PARIS -- France's Renault saw its sales and earnings drop last year and says 2020 will be tough due to the need for investment in new technologies just as the market is shrinking.

The company said Friday that it sold 3.8 million vehicles last year, down 3.4%, with revenue dropping about the same rate to 55.5 billion euros (US$60 billion).

That almost wiped out its net earnings, which amounted to just 19 million euros last year compared with 3.4 billion euros a year earlier.

Interim chief Clotilde Delbos said "the visibility for 2020 is limited due to an expected volatility in the market."

Those uncertainties include EU limits on car emissions, which will require car companies to sell more battery-powered vehicles, as well as the impact of the virus outbreak from China, which has disrupted supply chains.

Renault, which is in a global alliance with Japan's Nissan and Mitsubishi, said it expects the European car market to shrink at least 3% this year.

Beyond market turbulence, Renault has been shaken by the scandal over its former chief, Carlos Ghosn, who was arrested in Japan in late 2018 on allegations of financial wrongdoing and then fled the country about a year later.

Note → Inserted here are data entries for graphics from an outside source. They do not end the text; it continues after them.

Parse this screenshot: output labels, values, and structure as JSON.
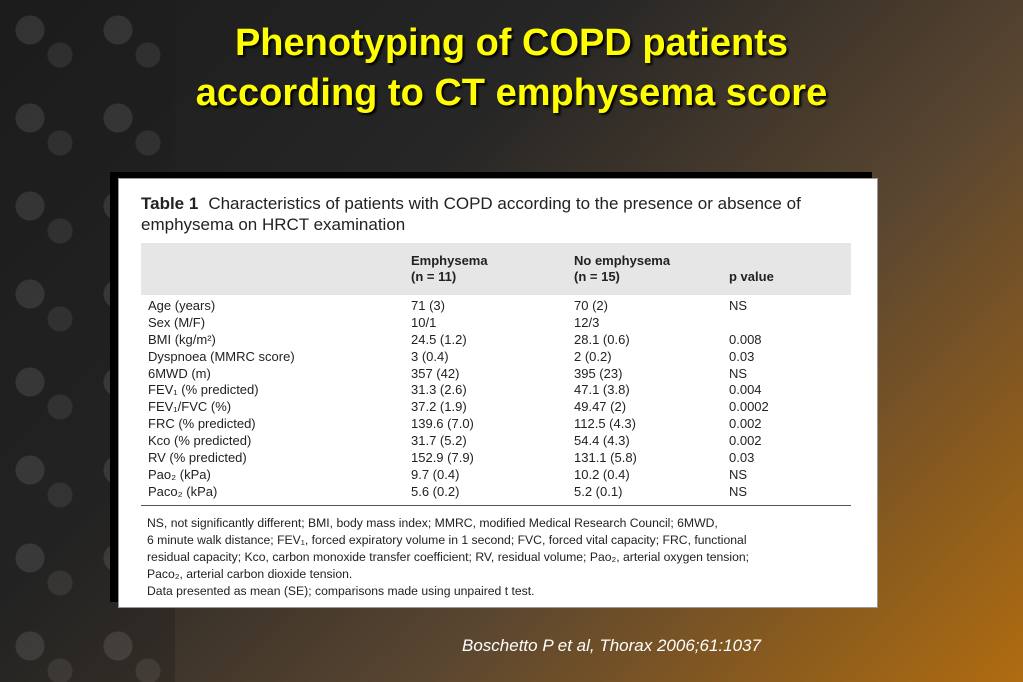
{
  "title": {
    "line1": "Phenotyping of COPD patients",
    "line2": "according to CT emphysema score"
  },
  "table": {
    "label": "Table 1",
    "caption": "Characteristics of patients with COPD according to the presence or absence of emphysema on HRCT examination",
    "headers": {
      "col1_line1": "Emphysema",
      "col1_line2": "(n = 11)",
      "col2_line1": "No emphysema",
      "col2_line2": "(n = 15)",
      "col3": "p value"
    },
    "rows": [
      {
        "label": "Age (years)",
        "emph": "71 (3)",
        "noemph": "70 (2)",
        "p": "NS"
      },
      {
        "label": "Sex (M/F)",
        "emph": "10/1",
        "noemph": "12/3",
        "p": ""
      },
      {
        "label": "BMI (kg/m²)",
        "emph": "24.5 (1.2)",
        "noemph": "28.1 (0.6)",
        "p": "0.008"
      },
      {
        "label": "Dyspnoea (MMRC score)",
        "emph": "3 (0.4)",
        "noemph": "2 (0.2)",
        "p": "0.03"
      },
      {
        "label": "6MWD (m)",
        "emph": "357 (42)",
        "noemph": "395 (23)",
        "p": "NS"
      },
      {
        "label": "FEV₁ (% predicted)",
        "emph": "31.3 (2.6)",
        "noemph": "47.1 (3.8)",
        "p": "0.004"
      },
      {
        "label": "FEV₁/FVC (%)",
        "emph": "37.2 (1.9)",
        "noemph": "49.47 (2)",
        "p": "0.0002"
      },
      {
        "label": "FRC (% predicted)",
        "emph": "139.6 (7.0)",
        "noemph": "112.5 (4.3)",
        "p": "0.002"
      },
      {
        "label": "Kco (% predicted)",
        "emph": "31.7 (5.2)",
        "noemph": "54.4 (4.3)",
        "p": "0.002"
      },
      {
        "label": "RV (% predicted)",
        "emph": "152.9 (7.9)",
        "noemph": "131.1 (5.8)",
        "p": "0.03"
      },
      {
        "label": "Pao₂ (kPa)",
        "emph": "9.7 (0.4)",
        "noemph": "10.2 (0.4)",
        "p": "NS"
      },
      {
        "label": "Paco₂ (kPa)",
        "emph": "5.6 (0.2)",
        "noemph": "5.2 (0.1)",
        "p": "NS"
      }
    ],
    "footnotes": [
      "NS, not significantly different; BMI, body mass index; MMRC, modified Medical Research Council; 6MWD,",
      "6 minute walk distance; FEV₁, forced expiratory volume in 1 second; FVC, forced vital capacity; FRC, functional",
      "residual capacity; Kco, carbon monoxide transfer coefficient; RV, residual volume; Pao₂, arterial oxygen tension;",
      "Paco₂, arterial carbon dioxide tension.",
      "Data presented as mean (SE); comparisons made using unpaired t test."
    ]
  },
  "citation": "Boschetto P et al, Thorax 2006;61:1037",
  "colors": {
    "title": "#ffff00",
    "accent_orange": "#b06c10"
  }
}
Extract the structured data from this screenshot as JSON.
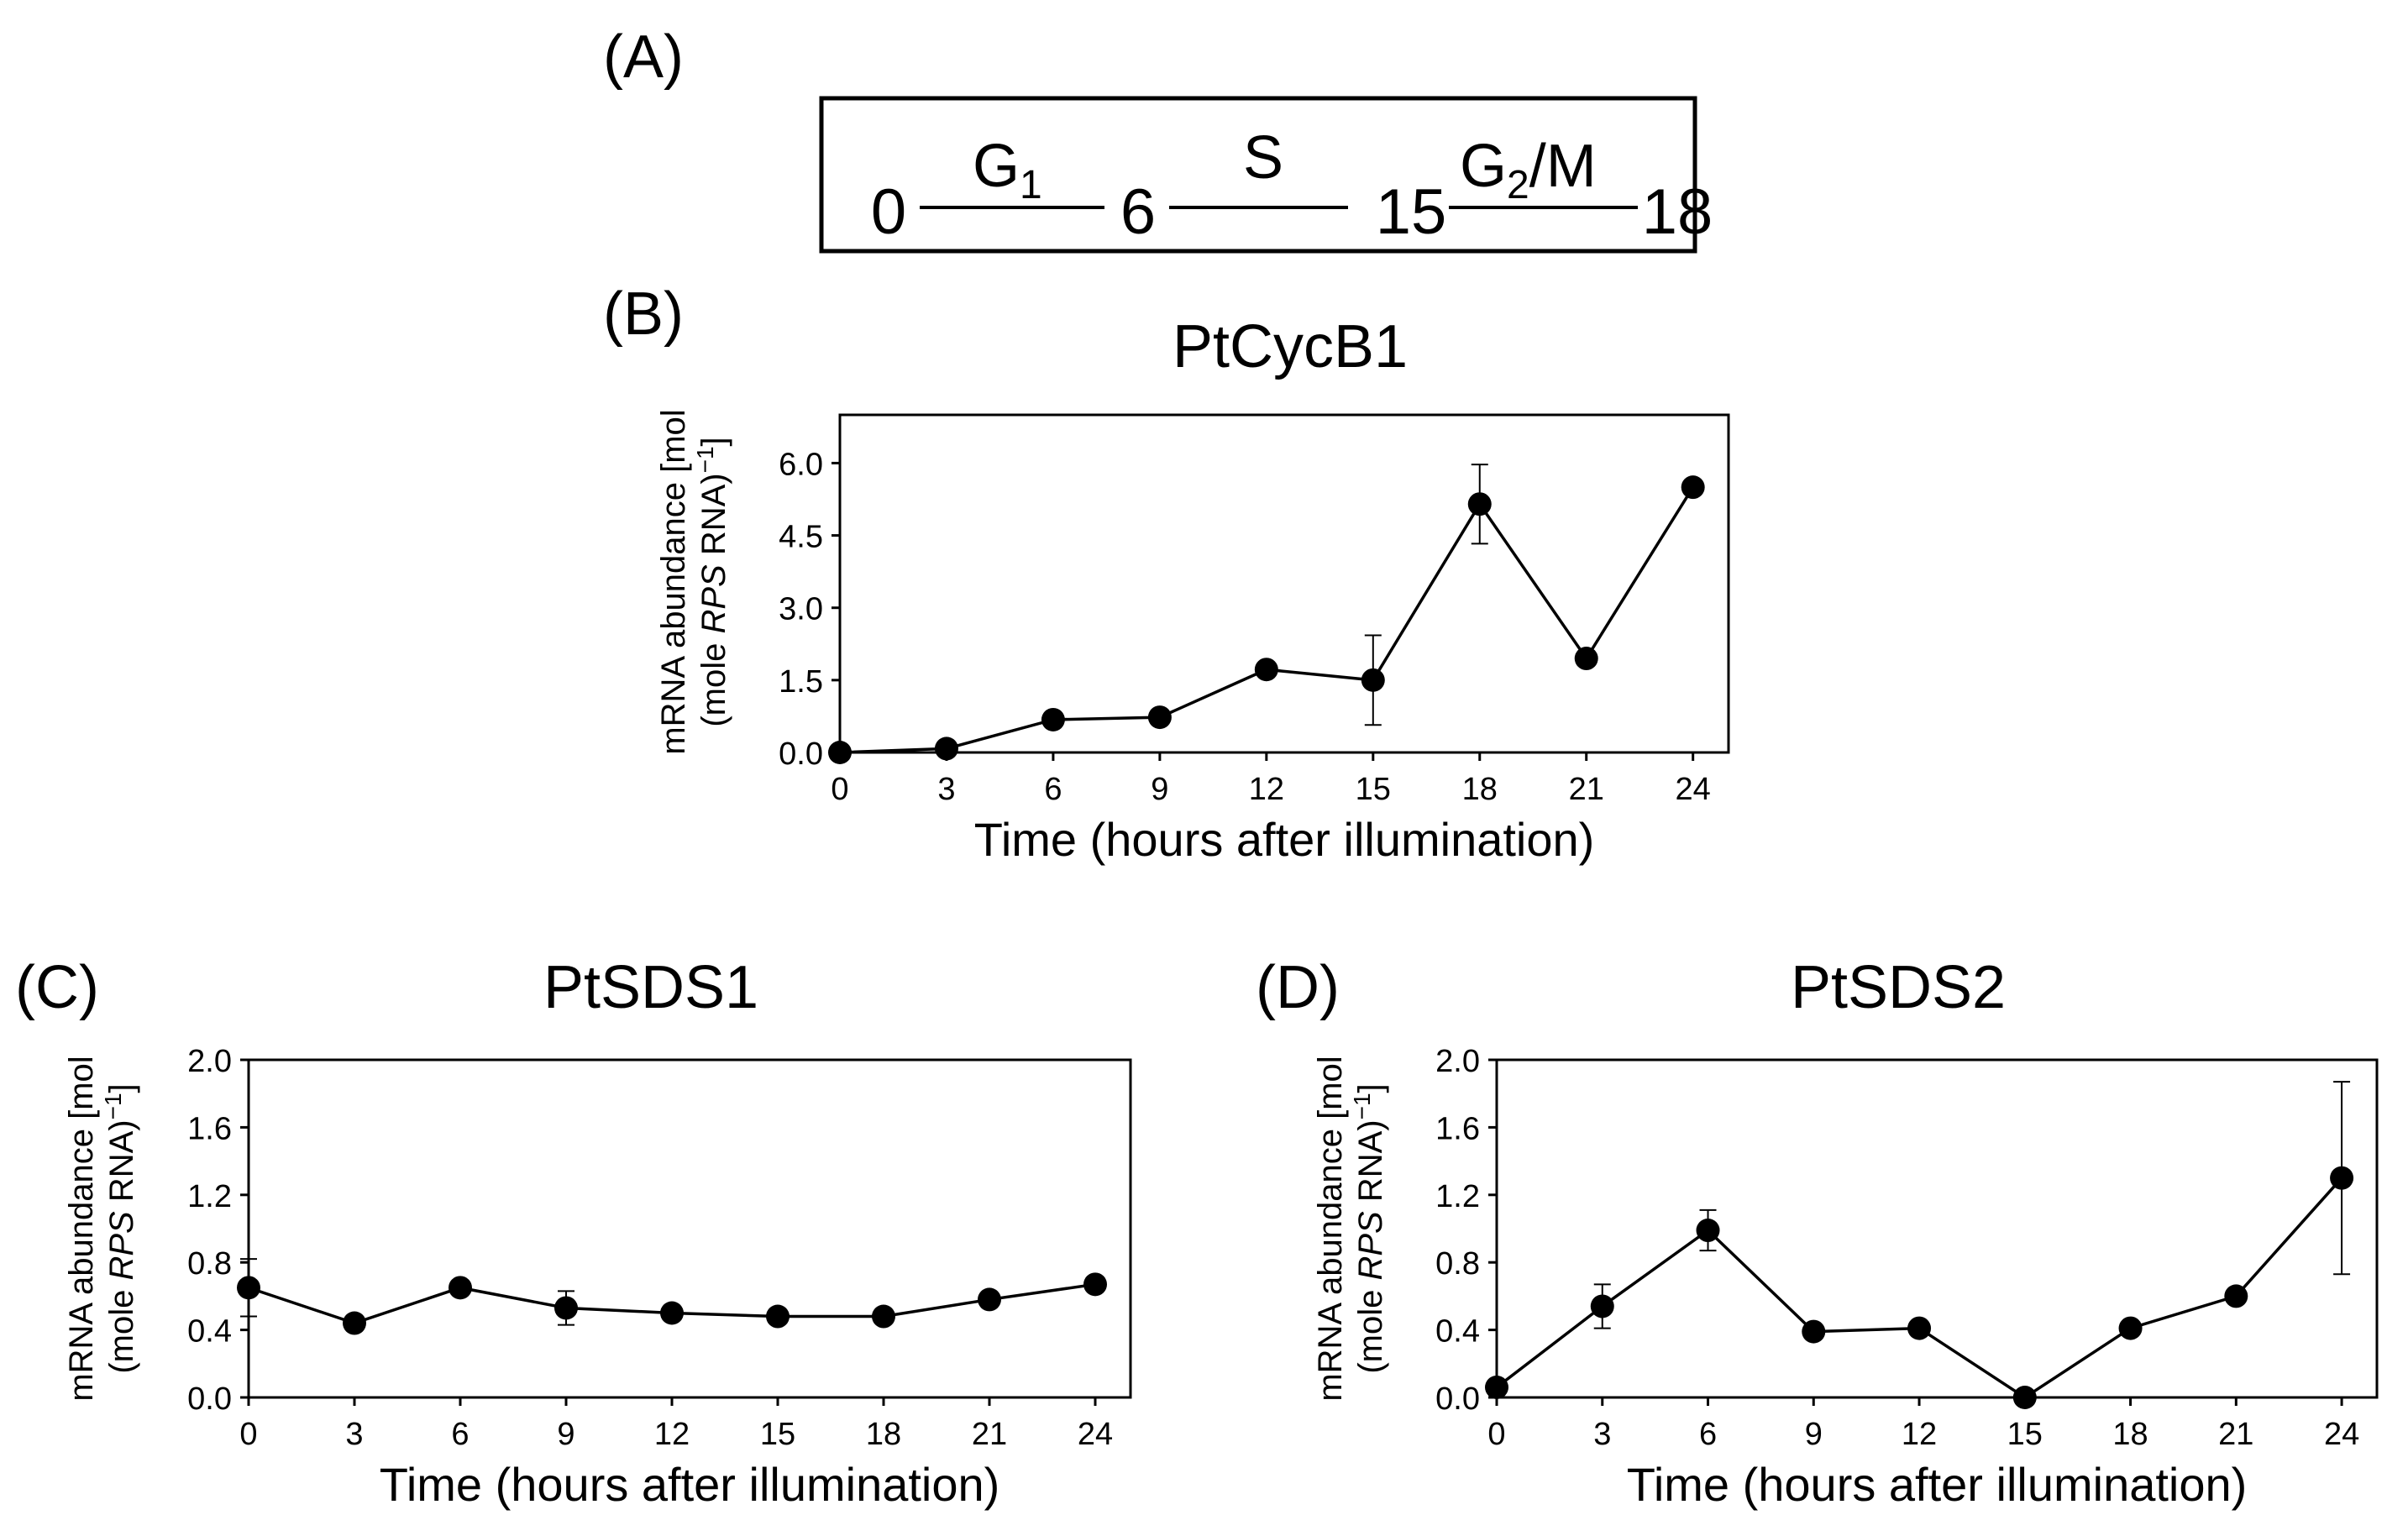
{
  "panel_a": {
    "label": "(A)",
    "phases": [
      "G1",
      "S",
      "G2/M"
    ],
    "boundaries": [
      "0",
      "6",
      "15",
      "18"
    ]
  },
  "chart_data": [
    {
      "panel": "(B)",
      "type": "line",
      "title": "PtCycB1",
      "xlabel": "Time (hours after illumination)",
      "ylabel_line1": "mRNA abundance [mol",
      "ylabel_line2_pre": "(mole ",
      "ylabel_line2_italic": "RPS",
      "ylabel_line2_post": " RNA)",
      "ylabel_sup": "−1",
      "ylabel_tail": "]",
      "x": [
        0,
        3,
        6,
        9,
        12,
        15,
        18,
        21,
        24
      ],
      "xticks": [
        "0",
        "3",
        "6",
        "9",
        "12",
        "15",
        "18",
        "21",
        "24"
      ],
      "xlim": [
        0,
        25
      ],
      "yticks": [
        "0.0",
        "1.5",
        "3.0",
        "4.5",
        "6.0"
      ],
      "ylim": [
        0,
        7
      ],
      "series": [
        {
          "name": "PtCycB1",
          "values": [
            0.0,
            0.08,
            0.68,
            0.73,
            1.72,
            1.5,
            5.15,
            1.95,
            5.5
          ],
          "error": [
            0,
            0,
            0,
            0,
            0,
            0.93,
            0.82,
            0,
            0
          ]
        }
      ]
    },
    {
      "panel": "(C)",
      "type": "line",
      "title": "PtSDS1",
      "xlabel": "Time (hours after illumination)",
      "ylabel_line1": "mRNA abundance [mol",
      "ylabel_line2_pre": "(mole ",
      "ylabel_line2_italic": "RPS",
      "ylabel_line2_post": " RNA)",
      "ylabel_sup": "−1",
      "ylabel_tail": "]",
      "x": [
        0,
        3,
        6,
        9,
        12,
        15,
        18,
        21,
        24
      ],
      "xticks": [
        "0",
        "3",
        "6",
        "9",
        "12",
        "15",
        "18",
        "21",
        "24"
      ],
      "xlim": [
        0,
        25
      ],
      "yticks": [
        "0.0",
        "0.4",
        "0.8",
        "1.2",
        "1.6",
        "2.0"
      ],
      "ylim": [
        0,
        2.0
      ],
      "series": [
        {
          "name": "PtSDS1",
          "values": [
            0.65,
            0.44,
            0.65,
            0.53,
            0.5,
            0.48,
            0.48,
            0.58,
            0.67
          ],
          "error": [
            0.17,
            0,
            0,
            0.1,
            0,
            0,
            0,
            0,
            0
          ]
        }
      ]
    },
    {
      "panel": "(D)",
      "type": "line",
      "title": "PtSDS2",
      "xlabel": "Time (hours after illumination)",
      "ylabel_line1": "mRNA abundance [mol",
      "ylabel_line2_pre": "(mole ",
      "ylabel_line2_italic": "RPS",
      "ylabel_line2_post": " RNA)",
      "ylabel_sup": "−1",
      "ylabel_tail": "]",
      "x": [
        0,
        3,
        6,
        9,
        12,
        15,
        18,
        21,
        24
      ],
      "xticks": [
        "0",
        "3",
        "6",
        "9",
        "12",
        "15",
        "18",
        "21",
        "24"
      ],
      "xlim": [
        0,
        25
      ],
      "yticks": [
        "0.0",
        "0.4",
        "0.8",
        "1.2",
        "1.6",
        "2.0"
      ],
      "ylim": [
        0,
        2.0
      ],
      "series": [
        {
          "name": "PtSDS2",
          "values": [
            0.06,
            0.54,
            0.99,
            0.39,
            0.41,
            0.0,
            0.41,
            0.6,
            1.3
          ],
          "error": [
            0,
            0.13,
            0.12,
            0,
            0,
            0,
            0,
            0,
            0.57
          ]
        }
      ]
    }
  ]
}
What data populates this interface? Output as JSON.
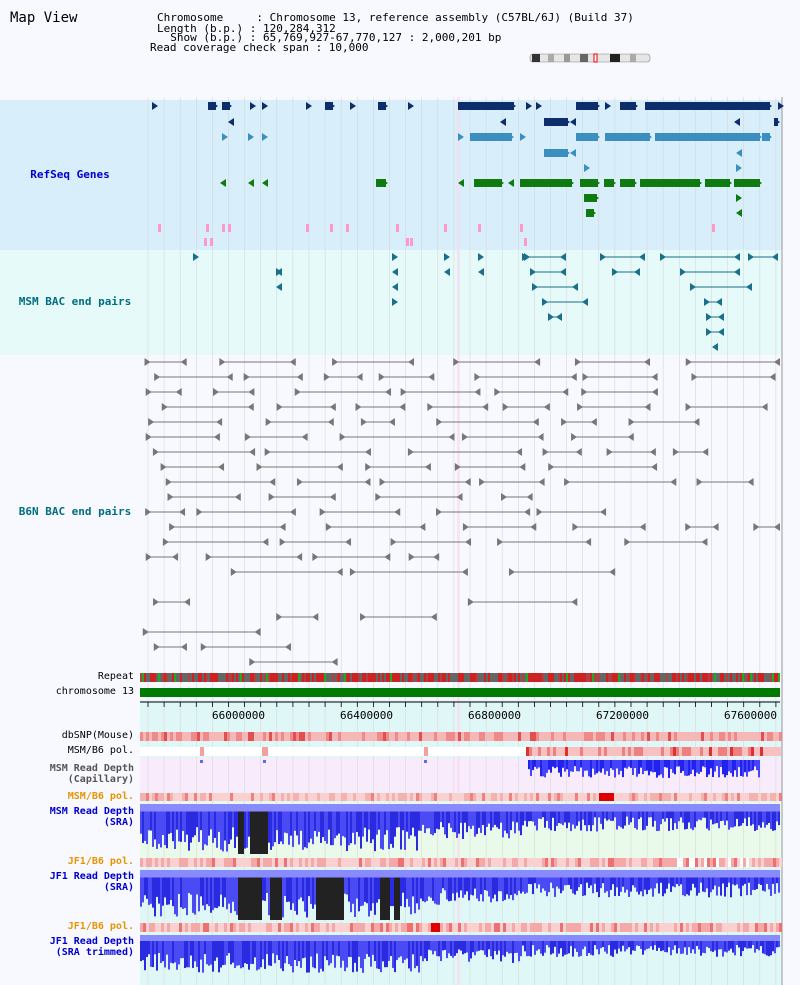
{
  "page": {
    "title": "Map View"
  },
  "info": {
    "line1": "Chromosome     : Chromosome 13, reference assembly (C57BL/6J) (Build 37)",
    "line2": "Length (b.p.) : 120,284,312",
    "line3": "  Show (b.p.) : 65,769,927-67,770,127 : 2,000,201 bp",
    "line4": "Read coverage check span : 10,000"
  },
  "tracks": {
    "refseq": "RefSeq Genes",
    "msm_bac": "MSM BAC end pairs",
    "b6n_bac": "B6N BAC end pairs",
    "repeat": "Repeat",
    "chromosome": "chromosome 13",
    "dbsnp": "dbSNP(Mouse)",
    "msm_b6_pol": "MSM/B6 pol.",
    "msm_read_cap": "MSM Read Depth\n(Capillary)",
    "msm_b6_pol2": "MSM/B6 pol.",
    "msm_read_sra": "MSM Read Depth\n(SRA)",
    "jf1_b6_pol": "JF1/B6 pol.",
    "jf1_read_sra": "JF1 Read Depth\n(SRA)",
    "jf1_b6_pol2": "JF1/B6 pol.",
    "jf1_read_trim": "JF1 Read Depth\n(SRA trimmed)"
  },
  "axis": {
    "ticks": [
      "66000000",
      "66400000",
      "66800000",
      "67200000",
      "67600000"
    ]
  },
  "colors": {
    "refseq_bg": "#d8eefa",
    "bac_bg": "#e6fafa",
    "navy": "#0d2d6b",
    "mid_blue": "#3b8fc0",
    "green": "#0f7a0f",
    "teal": "#1a6f8a",
    "gray": "#777777",
    "label_blue": "#0000cc",
    "label_teal": "#006e80",
    "label_orange": "#e69500"
  }
}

Ghosn, who denies wrongdoing, was the head of Nissan, too, in which Renault holds a stake. Nissan is struggling financially, posting a loss for the fourth quarter.

Ghosn had wanted to merge Renault and Nissan and now their alliance is viewed as weakened at a time when key rivals are merging and gaining in heft.

In a sign of its caution, Renault slashed its dividend, to 1.10 euros a share from 3.55 euros in 2018.